The program is 3 supersets, and you’ll complete each superset 3 to 4 times, resting a little between exercises and 1-2 minutes between supersets. You’ll have the option of performing one HIIT routine per week at the end of one of your strength training workouts or performing your cardio on a different day. Try to get at least two cardio sessions per week.
- 1A. Squat variation (barbell, dumbbell, or hack)
- 1B. Hip flexor mobilization (6-8 reps per side)
- 2A. Pushup variation (8-25 reps)
- 2B. Chinup or lat pulldown
- 3A. Dumbbell unilateral row
- 3B. Unilateral overhead triceps extension
- 1A. Bench press variation (barbell or dumbbell)
- 1B. Band pull-apart (15-20 reps)
- 2A. Hip thrust or weighted hip extension
- 2B. Suitcase Carry (40 yards on each side)
- 3A. Bilateral seated row
- 3B. Hamstring curl
- 1A. Deadlift variation (barbell, dumbbell, or trap bar deadlift)
- 1B. Half-kneeling Pallof press (8-12 reps on each side)

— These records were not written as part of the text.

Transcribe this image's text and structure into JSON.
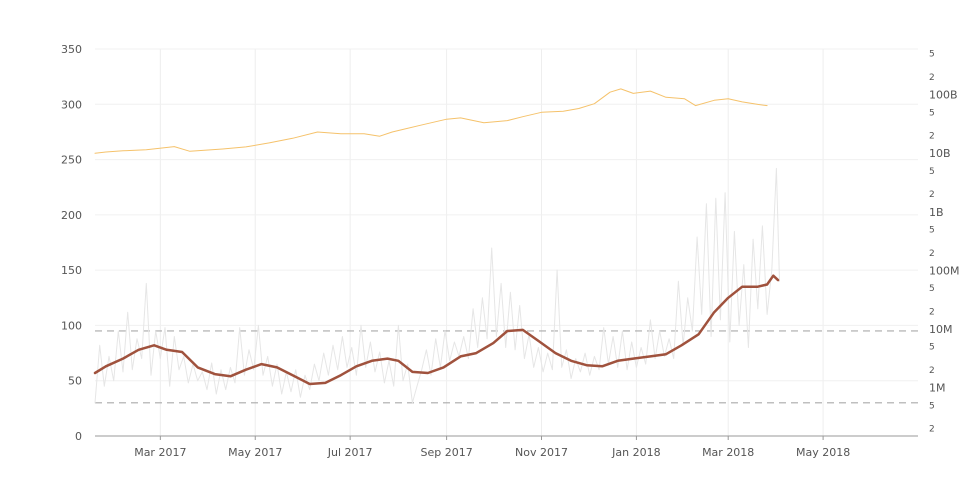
{
  "chart_data": {
    "type": "line",
    "title": "",
    "x_axis": {
      "type": "date",
      "range": [
        "2017-01-18",
        "2018-07-01"
      ],
      "ticks": [
        {
          "date": "2017-03-01",
          "label": "Mar 2017"
        },
        {
          "date": "2017-05-01",
          "label": "May 2017"
        },
        {
          "date": "2017-07-01",
          "label": "Jul 2017"
        },
        {
          "date": "2017-09-01",
          "label": "Sep 2017"
        },
        {
          "date": "2017-11-01",
          "label": "Nov 2017"
        },
        {
          "date": "2018-01-01",
          "label": "Jan 2018"
        },
        {
          "date": "2018-03-01",
          "label": "Mar 2018"
        },
        {
          "date": "2018-05-01",
          "label": "May 2018"
        }
      ]
    },
    "y_axis_left": {
      "type": "linear",
      "range": [
        0,
        350
      ],
      "ticks": [
        0,
        50,
        100,
        150,
        200,
        250,
        300,
        350
      ]
    },
    "y_axis_right": {
      "type": "log",
      "range": [
        150000,
        600000000000
      ],
      "major_ticks": [
        {
          "value": 1000000,
          "label": "1M"
        },
        {
          "value": 10000000,
          "label": "10M"
        },
        {
          "value": 100000000,
          "label": "100M"
        },
        {
          "value": 1000000000,
          "label": "1B"
        },
        {
          "value": 10000000000,
          "label": "10B"
        },
        {
          "value": 100000000000,
          "label": "100B"
        }
      ],
      "minor_ticks": [
        {
          "value": 200000,
          "label": "2"
        },
        {
          "value": 500000,
          "label": "5"
        },
        {
          "value": 2000000,
          "label": "2"
        },
        {
          "value": 5000000,
          "label": "5"
        },
        {
          "value": 20000000,
          "label": "2"
        },
        {
          "value": 50000000,
          "label": "5"
        },
        {
          "value": 200000000,
          "label": "2"
        },
        {
          "value": 500000000,
          "label": "5"
        },
        {
          "value": 2000000000,
          "label": "2"
        },
        {
          "value": 5000000000,
          "label": "5"
        },
        {
          "value": 20000000000,
          "label": "2"
        },
        {
          "value": 50000000000,
          "label": "5"
        },
        {
          "value": 200000000000,
          "label": "2"
        },
        {
          "value": 500000000000,
          "label": "5"
        }
      ]
    },
    "grid": {
      "vertical": true,
      "horizontal": true
    },
    "reference_lines": [
      {
        "axis": "left",
        "value": 95,
        "style": "dashed"
      },
      {
        "axis": "left",
        "value": 30,
        "style": "dashed"
      }
    ],
    "series": [
      {
        "axis": "right",
        "color": "#f5c26b",
        "width": 1,
        "points": [
          [
            "2017-01-18",
            10000000000.0
          ],
          [
            "2017-01-25",
            10500000000.0
          ],
          [
            "2017-02-05",
            11000000000.0
          ],
          [
            "2017-02-20",
            11500000000.0
          ],
          [
            "2017-03-10",
            13000000000.0
          ],
          [
            "2017-03-20",
            10800000000.0
          ],
          [
            "2017-04-10",
            11800000000.0
          ],
          [
            "2017-04-25",
            12800000000.0
          ],
          [
            "2017-05-10",
            15000000000.0
          ],
          [
            "2017-05-25",
            18000000000.0
          ],
          [
            "2017-06-10",
            23000000000.0
          ],
          [
            "2017-06-25",
            21500000000.0
          ],
          [
            "2017-07-10",
            21500000000.0
          ],
          [
            "2017-07-20",
            19500000000.0
          ],
          [
            "2017-07-28",
            23000000000.0
          ],
          [
            "2017-08-15",
            30000000000.0
          ],
          [
            "2017-09-01",
            38000000000.0
          ],
          [
            "2017-09-10",
            40000000000.0
          ],
          [
            "2017-09-25",
            33000000000.0
          ],
          [
            "2017-10-10",
            36000000000.0
          ],
          [
            "2017-10-20",
            42000000000.0
          ],
          [
            "2017-11-01",
            50000000000.0
          ],
          [
            "2017-11-15",
            52000000000.0
          ],
          [
            "2017-11-25",
            58000000000.0
          ],
          [
            "2017-12-05",
            70000000000.0
          ],
          [
            "2017-12-15",
            110000000000.0
          ],
          [
            "2017-12-22",
            125000000000.0
          ],
          [
            "2017-12-30",
            105000000000.0
          ],
          [
            "2018-01-10",
            115000000000.0
          ],
          [
            "2018-01-20",
            90000000000.0
          ],
          [
            "2018-02-01",
            85000000000.0
          ],
          [
            "2018-02-08",
            65000000000.0
          ],
          [
            "2018-02-20",
            80000000000.0
          ],
          [
            "2018-03-01",
            85000000000.0
          ],
          [
            "2018-03-10",
            75000000000.0
          ],
          [
            "2018-03-20",
            68000000000.0
          ],
          [
            "2018-03-26",
            65000000000.0
          ]
        ]
      },
      {
        "axis": "left",
        "color": "#e6e6e6",
        "width": 1,
        "points": [
          [
            "2017-01-18",
            30
          ],
          [
            "2017-01-21",
            82
          ],
          [
            "2017-01-24",
            45
          ],
          [
            "2017-01-27",
            72
          ],
          [
            "2017-01-30",
            50
          ],
          [
            "2017-02-02",
            95
          ],
          [
            "2017-02-05",
            58
          ],
          [
            "2017-02-08",
            112
          ],
          [
            "2017-02-11",
            60
          ],
          [
            "2017-02-14",
            88
          ],
          [
            "2017-02-17",
            70
          ],
          [
            "2017-02-20",
            138
          ],
          [
            "2017-02-23",
            55
          ],
          [
            "2017-02-26",
            95
          ],
          [
            "2017-03-01",
            70
          ],
          [
            "2017-03-04",
            98
          ],
          [
            "2017-03-07",
            45
          ],
          [
            "2017-03-10",
            90
          ],
          [
            "2017-03-13",
            60
          ],
          [
            "2017-03-16",
            72
          ],
          [
            "2017-03-19",
            48
          ],
          [
            "2017-03-22",
            65
          ],
          [
            "2017-03-25",
            50
          ],
          [
            "2017-03-28",
            58
          ],
          [
            "2017-03-31",
            42
          ],
          [
            "2017-04-03",
            66
          ],
          [
            "2017-04-06",
            38
          ],
          [
            "2017-04-09",
            60
          ],
          [
            "2017-04-12",
            42
          ],
          [
            "2017-04-15",
            62
          ],
          [
            "2017-04-18",
            48
          ],
          [
            "2017-04-21",
            98
          ],
          [
            "2017-04-24",
            55
          ],
          [
            "2017-04-27",
            78
          ],
          [
            "2017-04-30",
            60
          ],
          [
            "2017-05-03",
            100
          ],
          [
            "2017-05-06",
            55
          ],
          [
            "2017-05-09",
            72
          ],
          [
            "2017-05-12",
            45
          ],
          [
            "2017-05-15",
            65
          ],
          [
            "2017-05-18",
            38
          ],
          [
            "2017-05-21",
            58
          ],
          [
            "2017-05-24",
            40
          ],
          [
            "2017-05-27",
            60
          ],
          [
            "2017-05-30",
            35
          ],
          [
            "2017-06-02",
            55
          ],
          [
            "2017-06-05",
            42
          ],
          [
            "2017-06-08",
            65
          ],
          [
            "2017-06-11",
            50
          ],
          [
            "2017-06-14",
            75
          ],
          [
            "2017-06-17",
            55
          ],
          [
            "2017-06-20",
            82
          ],
          [
            "2017-06-23",
            60
          ],
          [
            "2017-06-26",
            90
          ],
          [
            "2017-06-29",
            62
          ],
          [
            "2017-07-02",
            80
          ],
          [
            "2017-07-05",
            55
          ],
          [
            "2017-07-08",
            100
          ],
          [
            "2017-07-11",
            62
          ],
          [
            "2017-07-14",
            85
          ],
          [
            "2017-07-17",
            58
          ],
          [
            "2017-07-20",
            76
          ],
          [
            "2017-07-23",
            48
          ],
          [
            "2017-07-26",
            68
          ],
          [
            "2017-07-29",
            45
          ],
          [
            "2017-08-01",
            100
          ],
          [
            "2017-08-04",
            50
          ],
          [
            "2017-08-07",
            65
          ],
          [
            "2017-08-10",
            30
          ],
          [
            "2017-08-13",
            45
          ],
          [
            "2017-08-16",
            60
          ],
          [
            "2017-08-19",
            78
          ],
          [
            "2017-08-22",
            55
          ],
          [
            "2017-08-25",
            88
          ],
          [
            "2017-08-28",
            62
          ],
          [
            "2017-08-31",
            95
          ],
          [
            "2017-09-03",
            68
          ],
          [
            "2017-09-06",
            85
          ],
          [
            "2017-09-09",
            72
          ],
          [
            "2017-09-12",
            90
          ],
          [
            "2017-09-15",
            70
          ],
          [
            "2017-09-18",
            115
          ],
          [
            "2017-09-21",
            80
          ],
          [
            "2017-09-24",
            125
          ],
          [
            "2017-09-27",
            88
          ],
          [
            "2017-09-30",
            170
          ],
          [
            "2017-10-03",
            90
          ],
          [
            "2017-10-06",
            138
          ],
          [
            "2017-10-09",
            80
          ],
          [
            "2017-10-12",
            130
          ],
          [
            "2017-10-15",
            78
          ],
          [
            "2017-10-18",
            118
          ],
          [
            "2017-10-21",
            70
          ],
          [
            "2017-10-24",
            92
          ],
          [
            "2017-10-27",
            62
          ],
          [
            "2017-10-30",
            80
          ],
          [
            "2017-11-02",
            58
          ],
          [
            "2017-11-05",
            75
          ],
          [
            "2017-11-08",
            60
          ],
          [
            "2017-11-11",
            150
          ],
          [
            "2017-11-14",
            62
          ],
          [
            "2017-11-17",
            78
          ],
          [
            "2017-11-20",
            52
          ],
          [
            "2017-11-23",
            70
          ],
          [
            "2017-11-26",
            58
          ],
          [
            "2017-11-29",
            75
          ],
          [
            "2017-12-02",
            55
          ],
          [
            "2017-12-05",
            72
          ],
          [
            "2017-12-08",
            60
          ],
          [
            "2017-12-11",
            98
          ],
          [
            "2017-12-14",
            65
          ],
          [
            "2017-12-17",
            90
          ],
          [
            "2017-12-20",
            62
          ],
          [
            "2017-12-23",
            95
          ],
          [
            "2017-12-26",
            60
          ],
          [
            "2017-12-29",
            85
          ],
          [
            "2018-01-01",
            62
          ],
          [
            "2018-01-04",
            80
          ],
          [
            "2018-01-07",
            65
          ],
          [
            "2018-01-10",
            105
          ],
          [
            "2018-01-13",
            70
          ],
          [
            "2018-01-16",
            95
          ],
          [
            "2018-01-19",
            72
          ],
          [
            "2018-01-22",
            88
          ],
          [
            "2018-01-25",
            70
          ],
          [
            "2018-01-28",
            140
          ],
          [
            "2018-01-31",
            82
          ],
          [
            "2018-02-03",
            125
          ],
          [
            "2018-02-06",
            95
          ],
          [
            "2018-02-09",
            180
          ],
          [
            "2018-02-12",
            110
          ],
          [
            "2018-02-15",
            210
          ],
          [
            "2018-02-18",
            90
          ],
          [
            "2018-02-21",
            215
          ],
          [
            "2018-02-24",
            105
          ],
          [
            "2018-02-27",
            220
          ],
          [
            "2018-03-02",
            85
          ],
          [
            "2018-03-05",
            185
          ],
          [
            "2018-03-08",
            100
          ],
          [
            "2018-03-11",
            155
          ],
          [
            "2018-03-14",
            80
          ],
          [
            "2018-03-17",
            178
          ],
          [
            "2018-03-20",
            115
          ],
          [
            "2018-03-23",
            190
          ],
          [
            "2018-03-26",
            110
          ],
          [
            "2018-03-29",
            150
          ],
          [
            "2018-04-01",
            242
          ],
          [
            "2018-04-03",
            140
          ]
        ]
      },
      {
        "axis": "left",
        "color": "#a0523d",
        "width": 2.5,
        "points": [
          [
            "2017-01-18",
            57
          ],
          [
            "2017-01-25",
            63
          ],
          [
            "2017-02-05",
            70
          ],
          [
            "2017-02-15",
            78
          ],
          [
            "2017-02-25",
            82
          ],
          [
            "2017-03-05",
            78
          ],
          [
            "2017-03-15",
            76
          ],
          [
            "2017-03-25",
            62
          ],
          [
            "2017-04-05",
            56
          ],
          [
            "2017-04-15",
            54
          ],
          [
            "2017-04-25",
            60
          ],
          [
            "2017-05-05",
            65
          ],
          [
            "2017-05-15",
            62
          ],
          [
            "2017-05-25",
            55
          ],
          [
            "2017-06-05",
            47
          ],
          [
            "2017-06-15",
            48
          ],
          [
            "2017-06-25",
            55
          ],
          [
            "2017-07-05",
            63
          ],
          [
            "2017-07-15",
            68
          ],
          [
            "2017-07-25",
            70
          ],
          [
            "2017-08-01",
            68
          ],
          [
            "2017-08-10",
            58
          ],
          [
            "2017-08-20",
            57
          ],
          [
            "2017-08-30",
            62
          ],
          [
            "2017-09-10",
            72
          ],
          [
            "2017-09-20",
            75
          ],
          [
            "2017-10-01",
            84
          ],
          [
            "2017-10-10",
            95
          ],
          [
            "2017-10-20",
            96
          ],
          [
            "2017-10-30",
            86
          ],
          [
            "2017-11-10",
            75
          ],
          [
            "2017-11-20",
            68
          ],
          [
            "2017-11-30",
            64
          ],
          [
            "2017-12-10",
            63
          ],
          [
            "2017-12-20",
            68
          ],
          [
            "2017-12-30",
            70
          ],
          [
            "2018-01-10",
            72
          ],
          [
            "2018-01-20",
            74
          ],
          [
            "2018-01-30",
            82
          ],
          [
            "2018-02-10",
            92
          ],
          [
            "2018-02-20",
            112
          ],
          [
            "2018-03-01",
            125
          ],
          [
            "2018-03-10",
            135
          ],
          [
            "2018-03-20",
            135
          ],
          [
            "2018-03-26",
            137
          ],
          [
            "2018-03-30",
            145
          ],
          [
            "2018-04-02",
            141
          ]
        ]
      }
    ]
  }
}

- 2A. Unilateral landmine press
- 2B. TRX inverted row
- 3A.Split squat variations (bodyweight, TRX, or dumbbell)
- 3B. Dumbbell reverse flye
Cardiovascular Workout Examples
Try to get 8,000 to 10,000 steps per day regardless of whether you strength train or perform cardio that day. If you have trouble getting to 8,000 steps, then work on doing more than you currently do.
- HIIT example: Using any cardio machine, warm up for three to five minutes and then go as hard as you can for 30 seconds. Go slowly for 90 seconds and repeat the sequence 4 to 6 times. Cool for 5 minutes.
- Steady state example: 10/10/10 minutes. Spend 10 minutes on the bike, then 10 minutes on the treadmill, keeping the speed around 3 to 3.5 mph. Follow this with 10 minutes on the rowing machine. Any cardio machine will do; choose three different modes.